In Google’s continuing effort to create the most comprehensive and accurate worldwide maps possible, the gigantic search engine this week went beyond the streets and skies, taking cameras down into the popular American tourist site, the Grand Canyon.
Google launched the Trekker, a sophisticated wearable backpack with a high-tech camera on top, sending three of the devices into the Grand Canyon, the first step towards mapping and showcasing remote destinations around the world accessible only by foot.
"Any of these sort of iconic, cultural, historical locations that are not accessible by road is where we want to go," said Ryan Falor, product manager at Google, according to the Associated Press.
Falor and two teams from Google hiked into the Grand Canyon’s South Rim, bringing them 4,500 feet (1,372 meters) into the landmark’s immense ravine. The camera system is capturing 360-degree pictures, which will be stitched together to create the panoramic images found in Google Maps.
The Trekker backpacks weigh 40 pounds (18 kilograms) and are equipped with a set of 15-specially designed camera lenses that are arranged into a metal contraption that looks like a soccer ball, capturing images every 2.5 seconds.
On top of the ball, there are also two GPS receivers and sensors that record temperature, vibrations and the device’s location as it is hiked through the Grand Canyon’s many steep and rugged switchbacks.
“When we were designing Trekker, we really knew we wanted to take it to these rugged, remote locations,” said Falor. “We worked really hard to make sure it was waterproof and could handle heat and cold and all kinds of abuse on the trail.”

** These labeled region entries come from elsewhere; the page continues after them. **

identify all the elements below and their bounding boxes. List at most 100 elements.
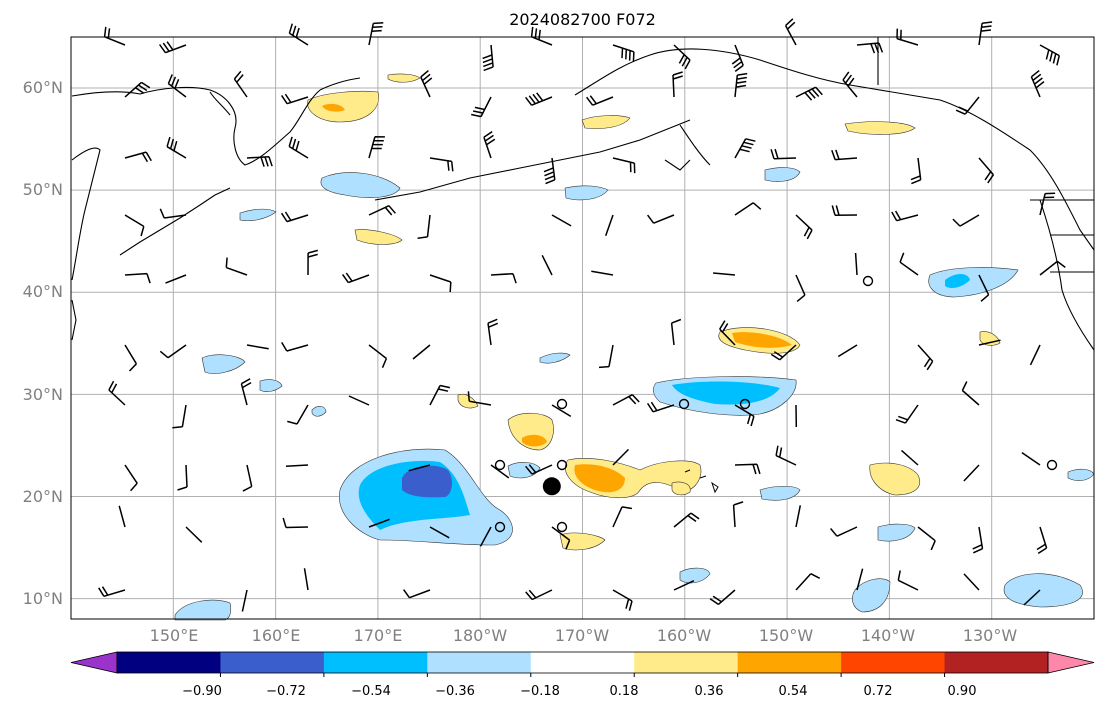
lon-label: 130°W [962, 626, 1018, 645]
calm-wind-circle [494, 521, 506, 533]
wind-barb [543, 157, 556, 185]
wind-barb [899, 252, 919, 276]
wind-barb [541, 254, 553, 276]
wind-barb [408, 464, 431, 472]
wind-barb [598, 344, 614, 369]
wind-barb [612, 157, 636, 174]
alaska-coastline [574, 48, 1095, 251]
wind-barb [1039, 260, 1066, 276]
coastlines [71, 37, 1095, 351]
wind-barb [307, 249, 318, 276]
wind-barb [246, 344, 269, 350]
negative-anomaly-region [320, 172, 401, 198]
wind-barb [551, 404, 572, 418]
wind-barb [285, 464, 309, 467]
colorbar-tick-label: 0.54 [778, 684, 808, 699]
wind-barb [490, 464, 510, 479]
wind-barb [854, 252, 858, 276]
wind-barb [341, 272, 370, 284]
calm-wind-circle [556, 521, 568, 533]
colorbar-segment [427, 652, 532, 673]
wind-barb [734, 138, 756, 159]
calm-wind-circle [556, 398, 568, 410]
lon-label: 160°W [656, 626, 712, 645]
negative-anomaly-region [239, 208, 277, 222]
wind-barb [612, 44, 635, 62]
wind-barb [429, 526, 450, 539]
wind-barb [897, 570, 919, 591]
wind-barb [978, 339, 1001, 346]
wind-barb [487, 318, 499, 346]
wind-barb [901, 449, 919, 466]
alaska-interior-border [877, 37, 1094, 273]
colorbar-tick-label: 0.72 [863, 684, 893, 699]
negative-anomaly-region [928, 267, 1019, 298]
positive-anomaly-core [522, 434, 547, 447]
wind-barb [108, 380, 126, 406]
wind-barb [770, 344, 797, 361]
kuril-islands [119, 187, 231, 256]
wind-barbs [98, 18, 1066, 612]
positive-anomaly-region [979, 331, 1001, 346]
positive-anomaly-region [844, 121, 916, 135]
wind-barb [713, 272, 736, 276]
negative-anomaly-region [877, 523, 916, 542]
negative-anomaly-region [759, 485, 801, 501]
negative-anomaly-region [564, 185, 609, 201]
wind-barb [482, 44, 494, 72]
wind-barb [288, 136, 309, 159]
wind-barb [952, 214, 980, 227]
wind-barb [1030, 70, 1045, 98]
wind-barb [604, 214, 614, 236]
colorbar-segment [530, 652, 635, 673]
calm-wind-circle [739, 398, 751, 410]
wind-barb [124, 214, 145, 237]
wind-barb [673, 512, 700, 528]
wind-barb [525, 92, 553, 106]
wind-barb [978, 21, 993, 46]
anomaly-fields [174, 73, 1095, 621]
wind-barb [831, 205, 858, 216]
wind-barb [856, 568, 864, 591]
wind-barb [734, 202, 762, 216]
wind-barb [1029, 344, 1041, 366]
wind-barb [672, 71, 683, 98]
colorbar [70, 651, 1095, 677]
wind-barb [280, 93, 309, 105]
wind-barb [467, 391, 492, 406]
wind-barb [775, 445, 797, 466]
negative-anomaly-region [764, 167, 801, 182]
wind-barb [734, 404, 755, 427]
wind-barb [856, 42, 884, 54]
wind-barb [281, 342, 309, 352]
wind-barb [963, 464, 980, 482]
wind-barb [795, 505, 802, 528]
wind-barb [124, 272, 151, 284]
wind-barb [471, 96, 492, 118]
wind-barb [731, 44, 744, 72]
negative-anomaly-region [852, 578, 891, 613]
negative-anomaly-region [311, 406, 327, 417]
wind-barb [910, 157, 922, 185]
wind-barb [961, 381, 980, 406]
wind-barb [280, 211, 309, 223]
colorbar-tick-label: −0.72 [266, 684, 306, 699]
positive-anomaly-core [322, 103, 345, 112]
wind-barb [842, 71, 858, 98]
wind-barb [646, 401, 675, 413]
lon-label: 160°E [251, 626, 301, 645]
colorbar-tick-label: −0.90 [182, 684, 222, 699]
wind-barb [830, 526, 858, 537]
wind-barb [837, 344, 858, 358]
wind-barb [165, 274, 187, 284]
positive-anomaly-region [457, 393, 479, 409]
wind-barb [612, 394, 640, 406]
wind-barb [955, 96, 980, 115]
wind-barb [972, 526, 984, 554]
wind-barb [167, 74, 187, 98]
positive-anomaly-region [869, 462, 920, 496]
lon-label: 170°E [353, 626, 403, 645]
colorbar-tick-label: −0.54 [351, 684, 391, 699]
wind-barb [368, 205, 396, 216]
positive-anomaly-core [732, 332, 792, 348]
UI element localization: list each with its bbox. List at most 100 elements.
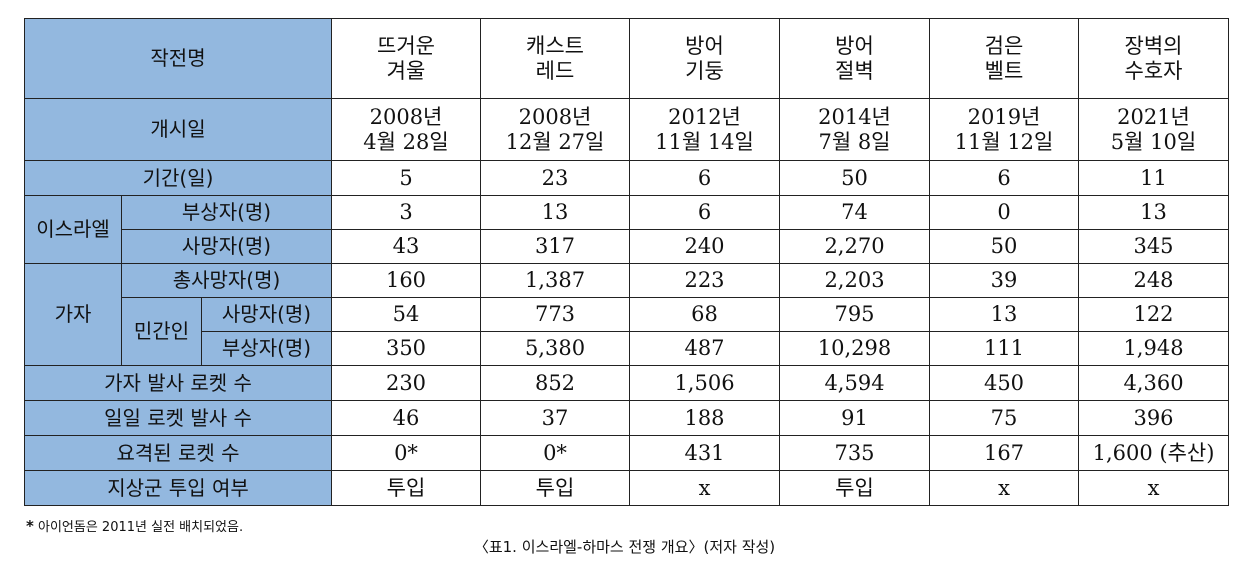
rockets-fired-cell: 4,360 (1078, 365, 1229, 401)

Google’s journey into the Grand Canyon comes after Apple decided to drop Google Maps from its mobile operating systems and use its own mapping system that has suffered from glitches since it launched last month, providing bad directions and mislabeling locations for users.
The search giant announced the Trekker back in June, but the trip into the Grand Canyon is the first time the device has been used to collect pictures. It could be months before Google will release the images to the public, Falor said.
Trekker’s pictures will be used in the Google Maps Street View feature, which lets viewers explore natural wonders, landmarks and locations around the world through 360-degree street-level imagery with the click of a button.
In the past, panoramic views have been collected by Google’s Street View cars, tricycles and snowmobiles that have traveled more than 5 million miles (8 million kilometers) around the world, capturing scenery in 3,000 cities and 43 countries.
Through the launch of Trekker, people will be able to marvel and admire the beauty of the Grand Canyon from the comfort of their homes, which could help some plan their future hikes into the national park or view a part of the world that they may not be able to travel to in their lifetime.
Google is planning more Trekker trips in the future, including a possible visit to Mount Everest.